Miranda asintió con la cabeza. Cuando Alejandro retiró las manos de sus brazos, sintió un escalofrío, terriblemente consciente de que los ojos del muerto la contemplaban desde el suelo a su espalda.

 —¿Y ahora qué vamos a ver? —preguntó Miranda una vez volvieron al pasillo.

Alejandro titubeó.

—Te voy a ser sincero, Miranda. No me gusta que estés aquí. No me gusta tener una escritora metiendo las narices en la escena de un crimen más de lo que me gustaría tener a un periodista. Y tú eres ambas cosas.

«¿Meter las narices? —pensó Miranda.— ¿Eso es lo que cree que he estado haciendo?»

—Si te sirve de consuelo, hace años que no ejerzo.

Alejandro alzó las manos con las palmas hacia arriba.

—La cuestión es que tengo órdenes de, entre otras cosas, dejarte ver todo. Pero después de tu reacción en el cuarto de baño…

—Hace veinte años que dejé de ser una niña, Álex. No necesito que un caballero de brillante armadura me proteja.

—Ya me imagino —murmuró Alejandro, haciendo caso omiso del diminutivo—. Aun así no me hace gracia llevarte a la cocina.

Miranda frunció el ceño.

—¿Por qué? ¿Qué hay en la cocina?

—No qué, sino quién. Norma Seller.

El corazón de Miranda se aceleró.

—¿Está aquí? ¿En la casa?

Alejandro asintió con la cabeza.

—Fue ella quien encontró el cadáver y llamó a la policía.

Miranda intentó imaginar lo que supuso para Norma. Llegar tarde, quizá de una firma de libros en Santander u Oviedo. Encontrar las luces encendidas, el coche de su marido en la entrada. Escuchar desde el hall, entre la Venus Amputada y el Cupido Lascivo, el sonido del agua que llegaba desde el piso superior. Subir las escaleras mientras llamaba a su esposo, o quizá incluso mientras se desnudaba con la idea de hacerle compañía en la ducha. Cruzar la puerta del baño. Y encontrarlo.

—Tiene que estar destrozada… —murmuró.

Alejandro se encogió de hombros.

—Si lo está, no lo aparenta. Eso no quiere decir nada, desde luego, no todo el mundo reacciona del mismo modo a algo así.

—¿Podría verla y hablar con ella? Es… —Se sintió ridícula e infantil al decirlo—. Algo así como mi escritora favorita.

Alejandro se la quedó mirando unos segundos y después, con un gesto que parecía equivaler a un «qué demonios», dijo:

—Vamos.

 Miranda siguió a Alejandro escaleras abajo hasta el recibidor.
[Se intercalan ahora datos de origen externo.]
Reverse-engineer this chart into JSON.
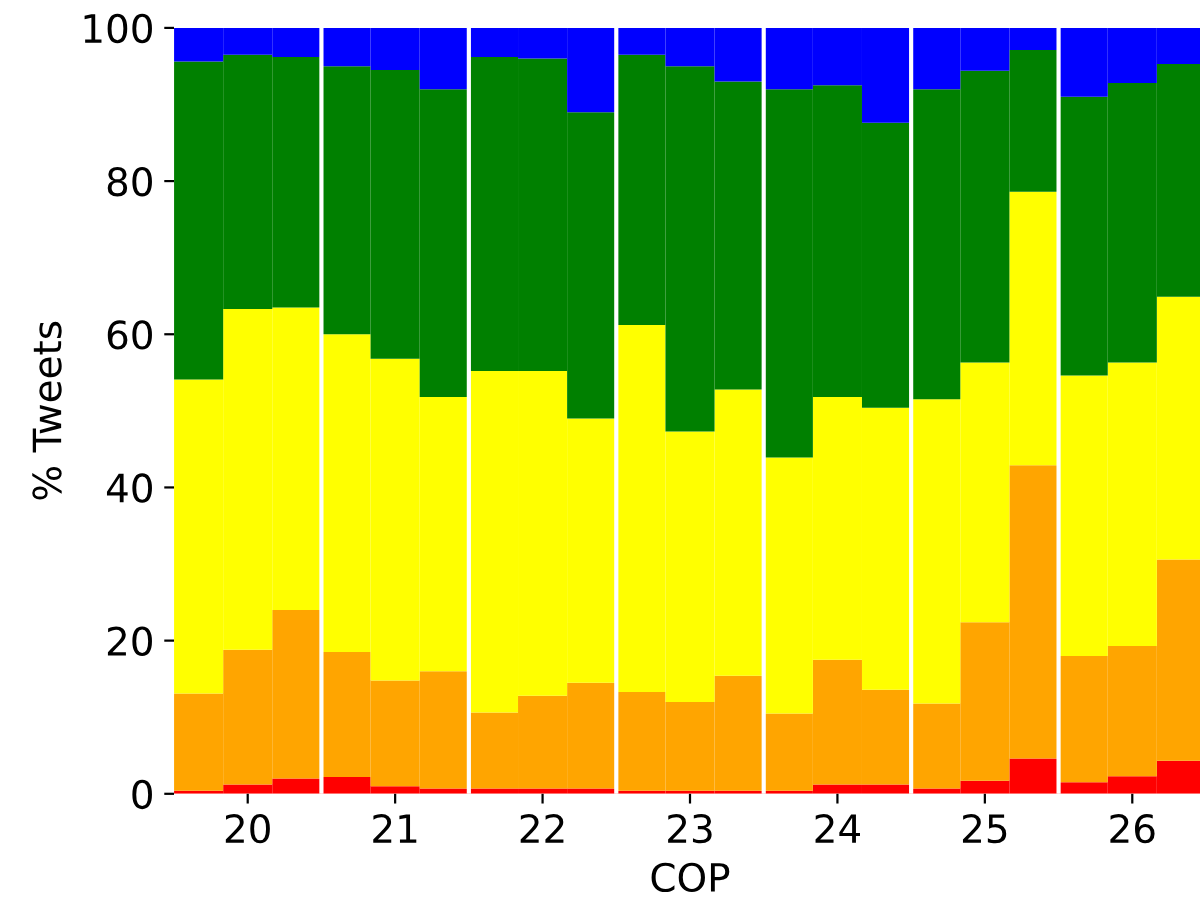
{
  "chart_data": {
    "type": "bar",
    "stacked": true,
    "xlabel": "COP",
    "ylabel": "% Tweets",
    "x": [
      19.667,
      20,
      20.333,
      20.667,
      21,
      21.333,
      21.667,
      22,
      22.333,
      22.667,
      23,
      23.333,
      23.667,
      24,
      24.333,
      24.667,
      25,
      25.333,
      25.667,
      26,
      26.333
    ],
    "series": [
      {
        "color": "#ff0000",
        "values": [
          0.4,
          1.2,
          2.0,
          2.2,
          1.0,
          0.7,
          0.7,
          0.7,
          0.7,
          0.4,
          0.4,
          0.4,
          0.4,
          1.2,
          1.2,
          0.7,
          1.7,
          4.6,
          1.5,
          2.3,
          4.3
        ]
      },
      {
        "color": "#ffa500",
        "values": [
          12.7,
          17.6,
          22.0,
          16.3,
          13.8,
          15.3,
          9.9,
          12.1,
          13.8,
          12.9,
          11.6,
          15.0,
          10.1,
          16.3,
          12.4,
          11.1,
          20.7,
          38.3,
          16.5,
          17.0,
          26.3
        ]
      },
      {
        "color": "#ffff00",
        "values": [
          41.0,
          44.5,
          39.5,
          41.5,
          42.0,
          35.8,
          44.6,
          42.4,
          34.5,
          47.9,
          35.3,
          37.4,
          33.4,
          34.3,
          36.8,
          39.7,
          33.9,
          35.7,
          36.6,
          37.0,
          34.3
        ]
      },
      {
        "color": "#008000",
        "values": [
          41.5,
          33.2,
          32.7,
          35.0,
          37.7,
          40.2,
          41.0,
          40.8,
          40.0,
          35.3,
          47.7,
          40.2,
          48.1,
          40.7,
          37.2,
          40.5,
          38.1,
          18.5,
          36.4,
          36.5,
          30.4
        ]
      },
      {
        "color": "#0000ff",
        "values": [
          4.5,
          3.5,
          3.8,
          5.0,
          5.5,
          8.0,
          3.8,
          4.0,
          11.0,
          3.5,
          5.0,
          7.0,
          8.0,
          7.5,
          12.4,
          8.0,
          5.6,
          2.9,
          9.0,
          7.2,
          4.7
        ]
      }
    ],
    "xlim": [
      19.5,
      26.5
    ],
    "xticks": [
      20,
      21,
      22,
      23,
      24,
      25,
      26
    ],
    "ylim": [
      0,
      100
    ],
    "yticks": [
      0,
      20,
      40,
      60,
      80,
      100
    ],
    "ref_lines": [
      {
        "axis": "x",
        "value": 20.5,
        "color": "#ffffff"
      },
      {
        "axis": "x",
        "value": 21.5,
        "color": "#ffffff"
      },
      {
        "axis": "x",
        "value": 22.5,
        "color": "#ffffff"
      },
      {
        "axis": "x",
        "value": 23.5,
        "color": "#ffffff"
      },
      {
        "axis": "x",
        "value": 24.5,
        "color": "#ffffff"
      },
      {
        "axis": "x",
        "value": 25.5,
        "color": "#ffffff"
      }
    ],
    "grid": false,
    "legend": false
  }
}
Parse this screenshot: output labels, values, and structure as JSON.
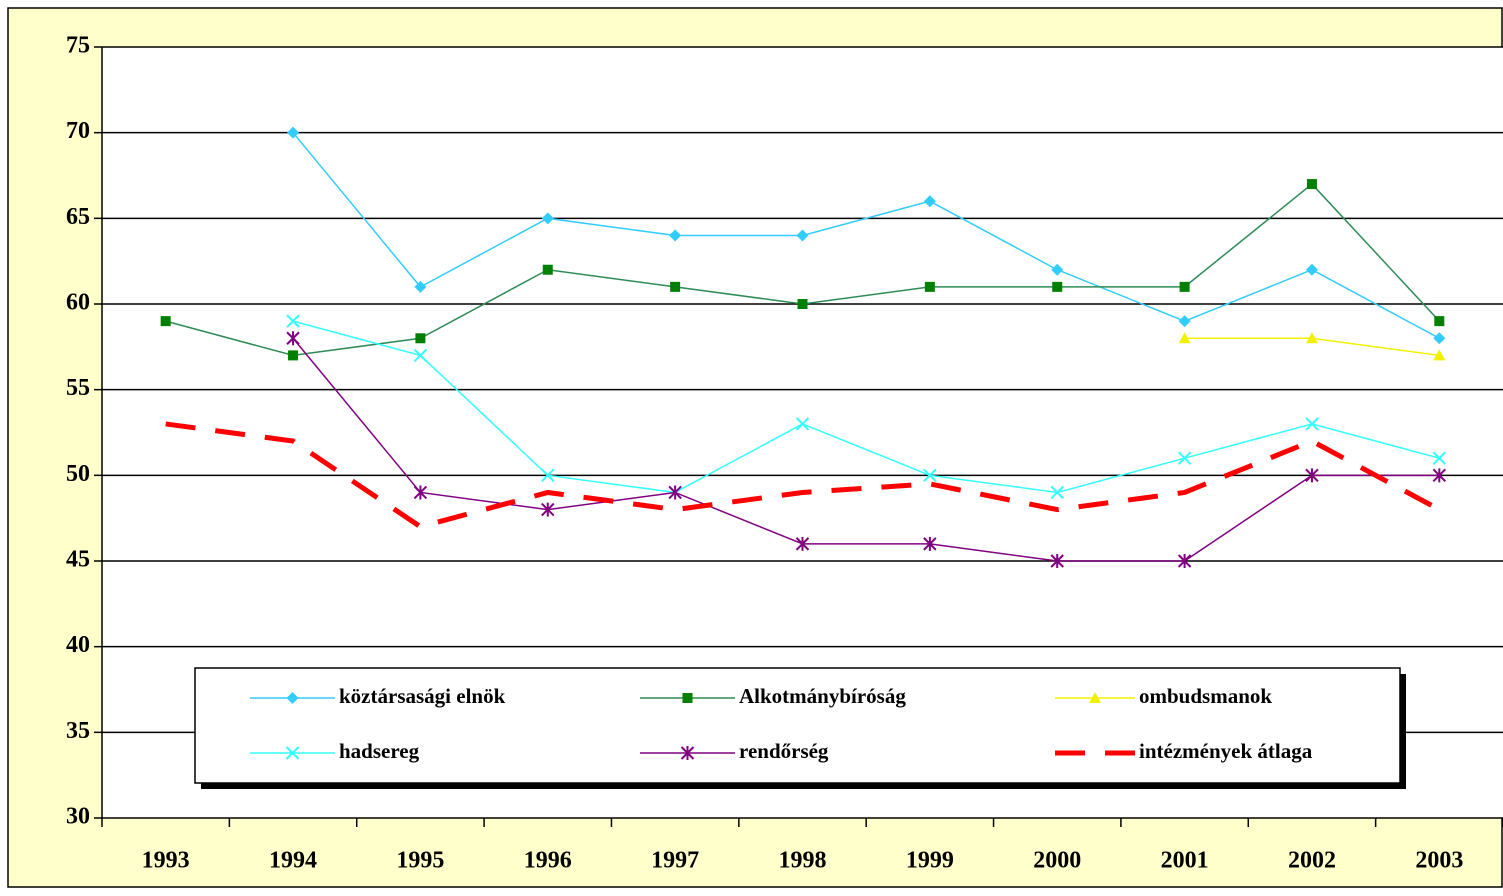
{
  "chart_data": {
    "type": "line",
    "categories": [
      "1993",
      "1994",
      "1995",
      "1996",
      "1997",
      "1998",
      "1999",
      "2000",
      "2001",
      "2002",
      "2003"
    ],
    "series": [
      {
        "name": "köztársasági elnök",
        "color": "#33CCFF",
        "marker": "diamond",
        "values": [
          null,
          70,
          61,
          65,
          64,
          64,
          66,
          62,
          59,
          62,
          58
        ]
      },
      {
        "name": "Alkotmánybíróság",
        "color": "#2E8B57",
        "marker": "square",
        "values": [
          59,
          57,
          58,
          62,
          61,
          60,
          61,
          61,
          61,
          67,
          59
        ]
      },
      {
        "name": "ombudsmanok",
        "color": "#F2F200",
        "marker": "triangle",
        "values": [
          null,
          null,
          null,
          null,
          null,
          null,
          null,
          null,
          58,
          58,
          57
        ]
      },
      {
        "name": "hadsereg",
        "color": "#33FFFF",
        "marker": "x",
        "values": [
          null,
          59,
          57,
          50,
          49,
          53,
          50,
          49,
          51,
          53,
          51
        ]
      },
      {
        "name": "rendőrség",
        "color": "#800080",
        "marker": "star",
        "values": [
          null,
          58,
          49,
          48,
          49,
          46,
          46,
          45,
          45,
          50,
          50
        ]
      },
      {
        "name": "intézmények átlaga",
        "color": "#FF0000",
        "marker": "none",
        "style": "dashed",
        "values": [
          53,
          52,
          47,
          49,
          48,
          49,
          49.5,
          48,
          49,
          52,
          48
        ]
      }
    ],
    "ylim": [
      30,
      75
    ],
    "yticks": [
      30,
      35,
      40,
      45,
      50,
      55,
      60,
      65,
      70,
      75
    ],
    "grid": true,
    "legend": "bottom"
  }
}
Cuando llegaron a la puerta de entrada, giraron a la derecha y avanzaron hasta unas puertas dobles con cristal esmerilado tras las cuales brillaba una luz blanca.

Alejandro extendió una mano hacia el pomo y abrió una de las hojas.

Al otro lado, la cocina era tan enorme y ostentosa como el resto de la casa. En una mesa larga para ocho comensales, dos mujeres aguardaban sentadas de espaldas a la puerta. La primera era grande, robusta rozando la obesidad. Llevaba el pelo corto y rizoso, desarreglado. La segunda llevaba el pelo suelto y rubio. Delgada. Enfundada en un kimono de seda negro con motivos de color salmón. Al escuchar el ruido de la puerta, giró la cabeza y Miranda pudo comprobar que rondaba los sesenta años. Era Norma Seller.

Sus cejas se fruncieron un segundo al verles en la entrada.

—Miranda Grey… —dijo con voz cascada de fumadora empedernida—. ¿Qué haces tú aquí?